Other countries have responded with their own stimulus efforts, because they don't want their currencies to strengthen too much against the dollar and weaken their exports.
Probably the most dramatic move in that regard, as it affects the price of gold, is the euro/dollar. Europe is starting to take steps to weaken the euro, which usually is a negative for the gold price. Even so, other factors are in play such as the boost in the industrial output of Germany, which has strengthened the euro because of it being less likely there will be a lowering of interest rates in the eurozone in the short term. Over the long term though, it is increasingly likely the euro policy will be to attempt to weaken it. That is also a downside risk for the price of gold.
Should We Buy Gold Now?
With these competing factors, and lack of surety of whether or not gold has hit a bottom, unless you're buying gold coins or some other physical form of gold, it may be prudent to wait to see if a bottom has been reached for gold. That is in no case certain at this time.
If you want to invest in gold miners, the larger companies like Goldcorp (GG), Barrick Gold (ABX), and Newmont Mining (NEM) would be the safest bets. You can see their performances over the last month below, as they rebounded some from their lows. It hasn't been since October 2008 that these major gold miners have been so low in share price, although Goldcorp did briefly plunge in April 2009 to levels below today's price.
Over the long term, it wouldn't hurt to buy in at these entry points for these major gold miners, as the price of gold will resume its upward run. It's only a
matter of when, not if. But if there is another significant move downward in the price of gold, it will take the miners down with them, and that would cause regrets as entry levels at that time would be terrific.
A little more risky are the mid-level miners like Eldorado Gold (EGO) and IAMGOLD (IAG). They have experienced a similar pattern as the large miners, but have dropped much more as measured by percentages. That will happen again, whether the price of gold rises or falls. There is more risk, but also more reward here. See the 3-month performances of these two companies below.
For those preferring gold ETFs, especially if outflows are reversed, SPDR Gold Shares , Global X Gold Explorers ETF (GLDX), Market Vectors Gold Miners ETF (GDX) and Market Vectors Junior Gold Miners ETF (GDXJ) represent most gold sectors, although there are other more specialized gold ETFs available.
SPDR Gold Shares
Market Vectors Gold Miners ETF
Global X Gold Explorers ETF
If you believe gold is going to continue to drop, UltraShort Gold ProShares ETF (GLL) is a good way to play that.
UltraShort Gold ProShares ETF
Taking the disparate pressures on the price of gold, it's anything but certain where the prices are headed next. We've had a big correction, yet we may not have tested the bottom yet.

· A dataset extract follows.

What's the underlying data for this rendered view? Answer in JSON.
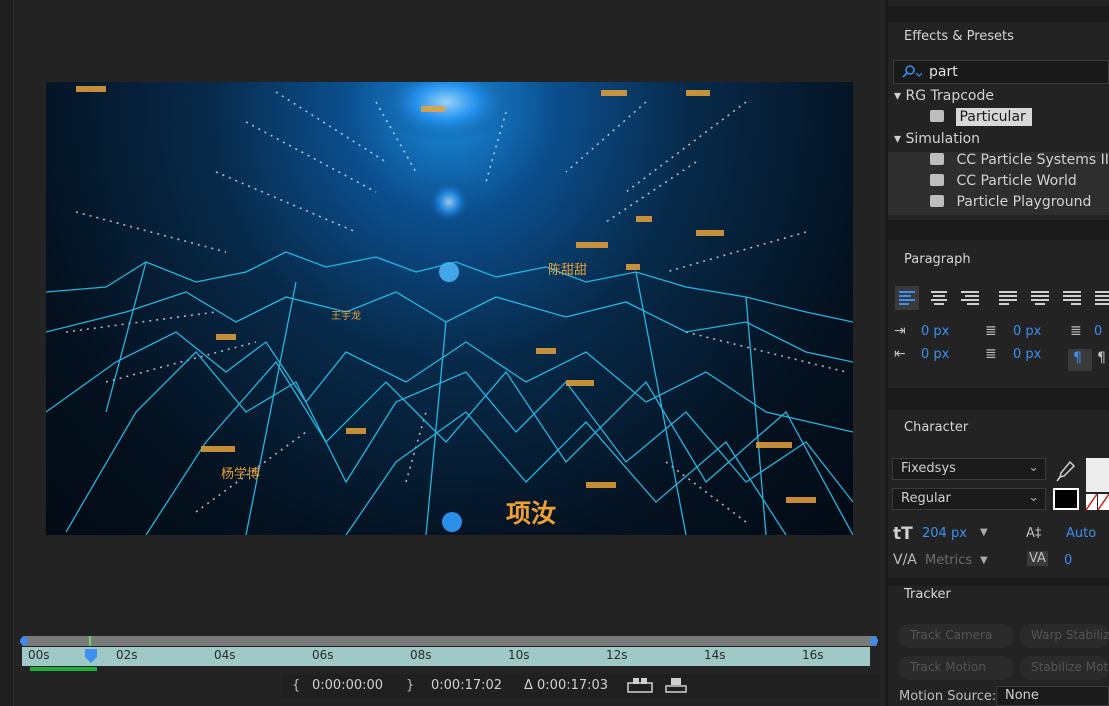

It appears the fall in the gold price is at least weakening, but there could be another roar from the bear, so it may be best to wait to see if that's the case. Losing a little on the downside for many, is worth it, as you've got to have a strong stomach for uncertain times like this.
Overall though, entry points are approaching interesting levels, and even if gold takes another dip, it is almost certain gold prices will rebound, along with the miners and ETFs. That being the case, getting back into gold must be invested in from a long-term perspective.
Absent inflation or a geo-political crises, the price movement of gold, once it bottoms, will for the most part be incremental as it goes higher. If we are surprised to the upside, we can take some profits, if not, we can be certain over time, because we've entered at a good price point, that we'll do well in the sector.